The limitations of the traditional Database Management System to process continuous, unbounded and real time data streams for applications such as tickers, network monitoring, traffic management, and sensor monitoring have necessitated the development of MavStream. It is a Data Stream Management System (DSMS) developed for processing stream data with bursty arrival rates and need for real-time performance requirements.
This thesis investigates the design and implementation of scheduling strategies for stream processing. The scheduling strategies implemented in this thesis minimize the tuple latency enabling the system to satisfy quality of service (QoS) requirements. Several scheduling strategies have been integrated into the architecture of MavStream. We first introduce the path capacity strategy with the goal of minimization of the tuple latency. As an improvement, a segment scheduling strategy and its simplified version are implemented which aim at minimization of total memory requirement and throughput. Extensive set of experiments have been designed and executed to evaluate the effectiveness of the proposed scheduling strategies. In addition, a feeder module was developed to simulate real time streams. Extensive experiments have been performed to measure tuple latency, memory usage and their effect on varying data rate and window widths on input streams with varying characteristics.

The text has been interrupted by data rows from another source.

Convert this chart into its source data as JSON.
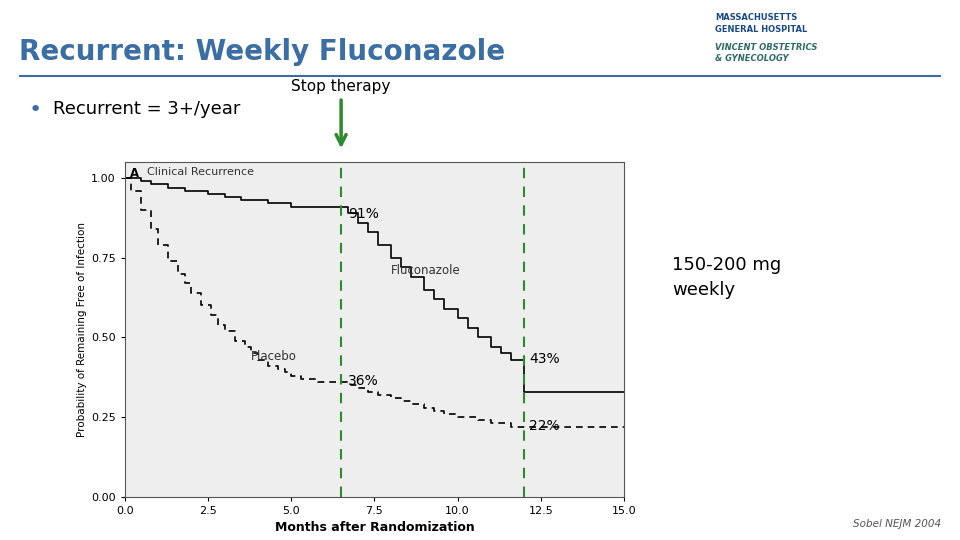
{
  "title": "Recurrent: Weekly Fluconazole",
  "title_color": "#3B6EA5",
  "bullet_text": "Recurrent = 3+/year",
  "stop_therapy_label": "Stop therapy",
  "dose_label": "150-200 mg\nweekly",
  "label_fluconazole": "Fluconazole",
  "label_placebo": "Placebo",
  "label_91": "91%",
  "label_36": "36%",
  "label_43": "43%",
  "label_22": "22%",
  "subplot_label": "A",
  "subplot_label2": "Clinical Recurrence",
  "xlabel": "Months after Randomization",
  "ylabel": "Probability of Remaining Free of Infection",
  "reference": "Sobel NEJM 2004",
  "dashed_line_x1": 6.5,
  "dashed_line_x2": 12.0,
  "plot_bg_color": "#eeeeee",
  "slide_bg": "#ffffff",
  "fluconazole_color": "#000000",
  "placebo_color": "#000000",
  "dashed_vline_color": "#2d8a2d",
  "arrow_color": "#2d8a2d",
  "hrule_color": "#3B6EA5",
  "fluconazole_x": [
    0.0,
    0.3,
    0.5,
    0.8,
    1.0,
    1.3,
    1.5,
    1.8,
    2.0,
    2.3,
    2.5,
    2.8,
    3.0,
    3.3,
    3.5,
    3.8,
    4.0,
    4.3,
    4.5,
    4.8,
    5.0,
    5.3,
    5.5,
    5.8,
    6.0,
    6.3,
    6.5,
    6.5,
    6.7,
    7.0,
    7.3,
    7.6,
    8.0,
    8.3,
    8.6,
    9.0,
    9.3,
    9.6,
    10.0,
    10.3,
    10.6,
    11.0,
    11.3,
    11.6,
    12.0,
    12.0,
    14.5,
    15.0
  ],
  "fluconazole_y": [
    1.0,
    1.0,
    0.99,
    0.98,
    0.98,
    0.97,
    0.97,
    0.96,
    0.96,
    0.96,
    0.95,
    0.95,
    0.94,
    0.94,
    0.93,
    0.93,
    0.93,
    0.92,
    0.92,
    0.92,
    0.91,
    0.91,
    0.91,
    0.91,
    0.91,
    0.91,
    0.91,
    0.91,
    0.89,
    0.86,
    0.83,
    0.79,
    0.75,
    0.72,
    0.69,
    0.65,
    0.62,
    0.59,
    0.56,
    0.53,
    0.5,
    0.47,
    0.45,
    0.43,
    0.43,
    0.33,
    0.33,
    0.33
  ],
  "placebo_x": [
    0.0,
    0.2,
    0.5,
    0.8,
    1.0,
    1.3,
    1.6,
    1.8,
    2.0,
    2.3,
    2.6,
    2.8,
    3.0,
    3.3,
    3.6,
    3.8,
    4.0,
    4.3,
    4.6,
    4.8,
    5.0,
    5.3,
    5.6,
    5.8,
    6.0,
    6.2,
    6.5,
    6.5,
    6.8,
    7.0,
    7.3,
    7.6,
    8.0,
    8.3,
    8.6,
    9.0,
    9.3,
    9.6,
    10.0,
    10.3,
    10.6,
    11.0,
    11.3,
    11.6,
    12.0,
    12.5,
    13.0,
    13.5,
    14.0,
    14.5,
    15.0
  ],
  "placebo_y": [
    1.0,
    0.96,
    0.9,
    0.84,
    0.79,
    0.74,
    0.7,
    0.67,
    0.64,
    0.6,
    0.57,
    0.54,
    0.52,
    0.49,
    0.47,
    0.45,
    0.43,
    0.41,
    0.4,
    0.39,
    0.38,
    0.37,
    0.37,
    0.36,
    0.36,
    0.36,
    0.36,
    0.36,
    0.35,
    0.34,
    0.33,
    0.32,
    0.31,
    0.3,
    0.29,
    0.28,
    0.27,
    0.26,
    0.25,
    0.25,
    0.24,
    0.23,
    0.23,
    0.22,
    0.22,
    0.22,
    0.22,
    0.22,
    0.22,
    0.22,
    0.22
  ],
  "xlim": [
    0.0,
    15.0
  ],
  "ylim": [
    0.0,
    1.05
  ],
  "xticks": [
    0.0,
    2.5,
    5.0,
    7.5,
    10.0,
    12.5,
    15.0
  ],
  "yticks": [
    0.0,
    0.25,
    0.5,
    0.75,
    1.0
  ]
}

This thesis also presents an efficient approach to infer structural relationships from relational data to facilitate graph mining (either the best subgraph or frequent subgraphs). The approach developed for the task infers the entity-relationship model for the database using the table instances along with primary and foreign key constraints and generates the instances of the graphs from the populated instances of the relations. The primary focus of this approach is the portability of the system across various relational database platforms and to minimize memory/space requirement. As part of this task the following issues were addressed: i) representation of an individual relations as a graph (template), ii) representation of multiple relations as a graph (based on foreign key constraints), iii) alternative representations for ii), and iv) an algorithm which uses the most appropriate sequence in which the relations are processed to generate graph instances to minimize memory/space requirements.